Não me lembro de alguma vez ter chorado tanto. Tinha tido um mau pressentimento devido ao facto de a operação ter sido adiada tantas vezes; parecia um mau sinal. Achei que lhe devia ter dito que saísse daquele hospital enquanto pudesse, por causa daquele meu mau pressentimento. Senti-me tão triste por ter sido logo agora; logo agora que estava prestes a voltar para casa de vez, prestes a passar mais tempo com ela depois de tantos meses entre cá e lá. Senti tanta repulsa pelos médicos, que, em vez de salvarem vidas, parece que só são capazes de as destruir, por gostarem de brincar ao "corte e costura". Senti repulsa pelo Deus a quem ela tanto rezava e no qual depositava tanta fé e tanta esperança, por não lhe ter dado a força que ela tanto queria e por ter decidido que o melhor seria levá-la. Se é que este Deus realmente existe. Seja como for, não deixou de ser irónico. Ela só queria mais anos de vida. E isso levou-a. Muita gente é da opinião de que, se ela não tivesse sido operada, as coisas podiam ter corrido mal de qualquer maneira, e ela acabaria por nos deixar na mesma. Mas eu sei lá. Eu pensava que, agora que estava prestes a regressar, iríamos continuar com os nossos almoços aos domingos e que eu iria parar em casa dela todos os dias depois do estágio, para lhe contar como tinha sido o meu dia. Pensava que lhe ia telefonar logo a seguir à defesa da tese, para lhe dizer qual tinha sido a minha nota. Ou que estaria lá em qualquer outro momento importante, ou mesmo em simples reuniões de família. Pensava que ela iria continuar presente por mais tempo e que tudo permanecesse igual. Mas nada vai ser como era. A sua presença era qualquer coisa, e é tão difícil traduzir, por palavras, a ligação que estabelecia com todos nós. Agora, sempre que vou a sua casa, acho-a demasiado vazia, mas, mesmo passado um mês desde que nos deixou, fico sempre com a estranha (e estúpida) sensação de que ela ainda vai voltar, como se se tivesse, simplesmente, ausentado. Às vezes, ainda penso que vai subir as escadas, a cantarolar a mesma canção de sempre, para vir conversar um pouco. Faz tanta falta, demasiada falta.

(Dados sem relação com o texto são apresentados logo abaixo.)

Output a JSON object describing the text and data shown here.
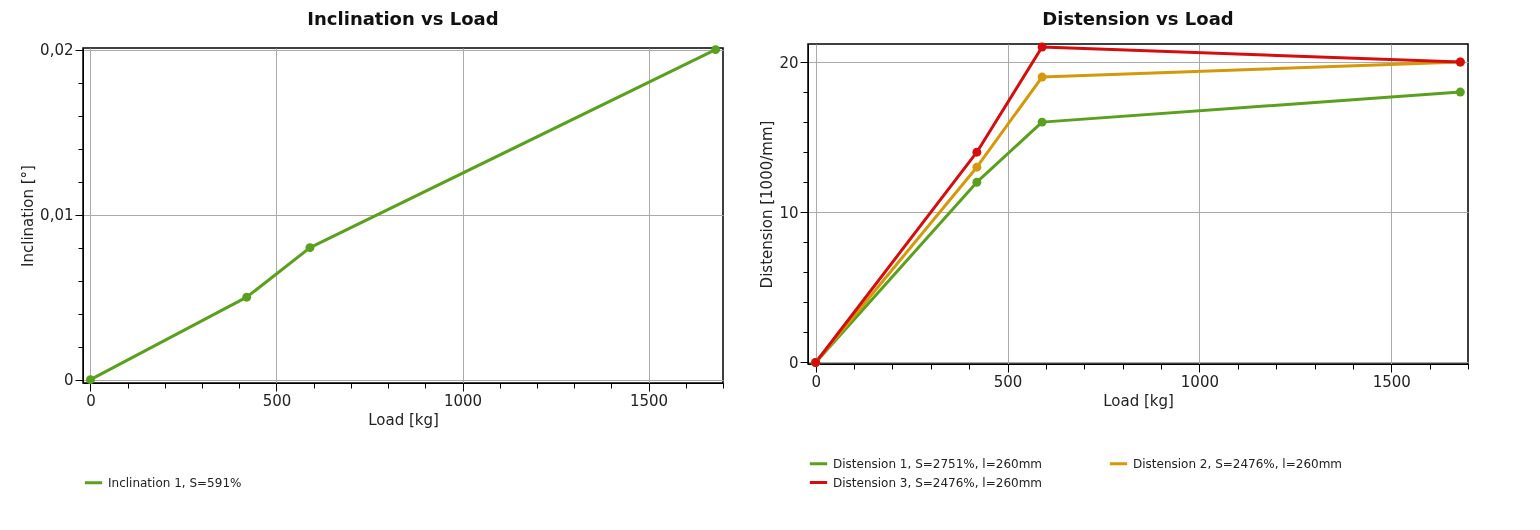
{
  "chart_data": [
    {
      "type": "line",
      "title": "Inclination vs Load",
      "xlabel": "Load [kg]",
      "ylabel": "Inclination [°]",
      "x": [
        0,
        420,
        590,
        1680
      ],
      "series": [
        {
          "name": "Inclination 1, S=591%",
          "color": "#5aa01e",
          "values": [
            0,
            0.005,
            0.008,
            0.02
          ]
        }
      ],
      "xlim": [
        -20,
        1700
      ],
      "ylim": [
        -0.0002,
        0.0201
      ],
      "xticks": [
        0,
        {
          "value": 100,
          "label": null
        },
        {
          "value": 200,
          "label": null
        },
        {
          "value": 300,
          "label": null
        },
        {
          "value": 400,
          "label": null
        },
        500,
        {
          "value": 600,
          "label": null
        },
        {
          "value": 700,
          "label": null
        },
        {
          "value": 800,
          "label": null
        },
        {
          "value": 900,
          "label": null
        },
        1000,
        {
          "value": 1100,
          "label": null
        },
        {
          "value": 1200,
          "label": null
        },
        {
          "value": 1300,
          "label": null
        },
        {
          "value": 1400,
          "label": null
        },
        1500,
        {
          "value": 1600,
          "label": null
        },
        {
          "value": 1700,
          "label": null
        }
      ],
      "yticks": [
        {
          "value": 0,
          "label": "0"
        },
        {
          "value": 0.002,
          "label": null
        },
        {
          "value": 0.004,
          "label": null
        },
        {
          "value": 0.006,
          "label": null
        },
        {
          "value": 0.008,
          "label": null
        },
        {
          "value": 0.01,
          "label": "0,01"
        },
        {
          "value": 0.012,
          "label": null
        },
        {
          "value": 0.014,
          "label": null
        },
        {
          "value": 0.016,
          "label": null
        },
        {
          "value": 0.018,
          "label": null
        },
        {
          "value": 0.02,
          "label": "0,02"
        }
      ],
      "grid": true,
      "legend": "bottom left",
      "marker": "circle",
      "line_style": "solid"
    },
    {
      "type": "line",
      "title": "Distension vs Load",
      "xlabel": "Load [kg]",
      "ylabel": "Distension [1000/mm]",
      "x": [
        0,
        420,
        590,
        1680
      ],
      "series": [
        {
          "name": "Distension 1, S=2751%, l=260mm",
          "color": "#5aa01e",
          "values": [
            0,
            12,
            16,
            18
          ]
        },
        {
          "name": "Distension 2, S=2476%, l=260mm",
          "color": "#d4980a",
          "values": [
            0,
            13,
            19,
            20
          ]
        },
        {
          "name": "Distension 3, S=2476%, l=260mm",
          "color": "#d40e0e",
          "values": [
            0,
            14,
            21,
            20
          ]
        }
      ],
      "xlim": [
        -20,
        1700
      ],
      "ylim": [
        -0.1,
        21.2
      ],
      "xticks": [
        0,
        {
          "value": 100,
          "label": null
        },
        {
          "value": 200,
          "label": null
        },
        {
          "value": 300,
          "label": null
        },
        {
          "value": 400,
          "label": null
        },
        500,
        {
          "value": 600,
          "label": null
        },
        {
          "value": 700,
          "label": null
        },
        {
          "value": 800,
          "label": null
        },
        {
          "value": 900,
          "label": null
        },
        1000,
        {
          "value": 1100,
          "label": null
        },
        {
          "value": 1200,
          "label": null
        },
        {
          "value": 1300,
          "label": null
        },
        {
          "value": 1400,
          "label": null
        },
        1500,
        {
          "value": 1600,
          "label": null
        },
        {
          "value": 1700,
          "label": null
        }
      ],
      "yticks": [
        0,
        {
          "value": 2,
          "label": null
        },
        {
          "value": 4,
          "label": null
        },
        {
          "value": 6,
          "label": null
        },
        {
          "value": 8,
          "label": null
        },
        10,
        {
          "value": 12,
          "label": null
        },
        {
          "value": 14,
          "label": null
        },
        {
          "value": 16,
          "label": null
        },
        {
          "value": 18,
          "label": null
        },
        20
      ],
      "grid": true,
      "legend": "bottom",
      "marker": "circle",
      "line_style": "solid"
    }
  ]
}
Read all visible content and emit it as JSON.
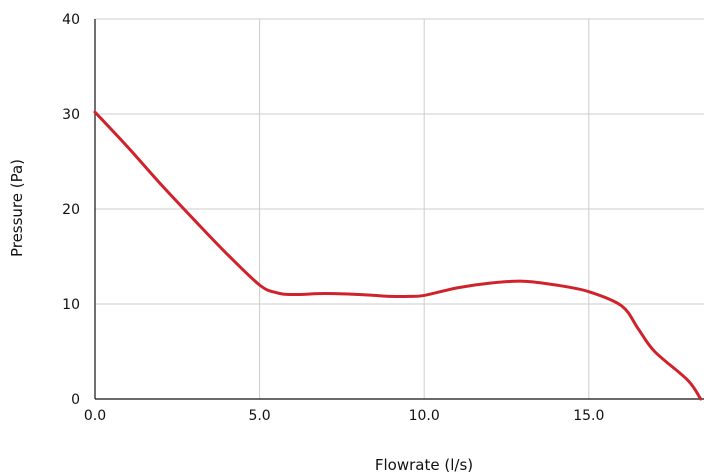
{
  "colors": {
    "series": "#d0222a",
    "grid": "#cccccc",
    "axis": "#111111",
    "background": "#ffffff"
  },
  "chart_data": {
    "type": "line",
    "title": "",
    "xlabel": "Flowrate (l/s)",
    "ylabel": "Pressure (Pa)",
    "xlim": [
      0,
      18.5
    ],
    "ylim": [
      0,
      40
    ],
    "x_ticks": [
      "0.0",
      "5.0",
      "10.0",
      "15.0"
    ],
    "y_ticks": [
      "0",
      "10",
      "20",
      "30",
      "40"
    ],
    "grid": true,
    "legend": false,
    "series": [
      {
        "x": [
          0.0,
          1.0,
          2.0,
          3.0,
          4.0,
          5.0,
          5.5,
          6.0,
          7.0,
          8.0,
          9.0,
          9.5,
          10.0,
          11.0,
          12.0,
          13.0,
          14.0,
          15.0,
          16.0,
          16.5,
          17.0,
          18.0,
          18.4
        ],
        "y": [
          30.2,
          26.5,
          22.6,
          18.9,
          15.3,
          12.0,
          11.2,
          11.0,
          11.1,
          11.0,
          10.8,
          10.8,
          10.9,
          11.7,
          12.2,
          12.4,
          12.0,
          11.3,
          9.8,
          7.4,
          5.0,
          2.0,
          0.0
        ]
      }
    ]
  }
}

Orgulhava-me olhar para ela. Ver que a idade pouco lhe afectava; que continuava a conduzir, a ir fazer as suas compras, a organizar jantares de família, a arranjar-se. Era das senhoras mais vaidosas e bem arranjadas que conheci. Proporcionou-me muito, muito boas recordações. Andava sempre alegre e a irradiar boa-disposição, cheia de vontade de viver. Mostrou-me que o verdadeiro amor existe, por ter passado quase uma vida inteira ao lado da mesma pessoa. Admirava a sua garra, a sua força e o modo como abraçava a vida. E é assim que vou sempre recordar a minha avó 

PS: Obrigada a quem me deixou mensagens de força. Força foi algo do qual precisei bastante.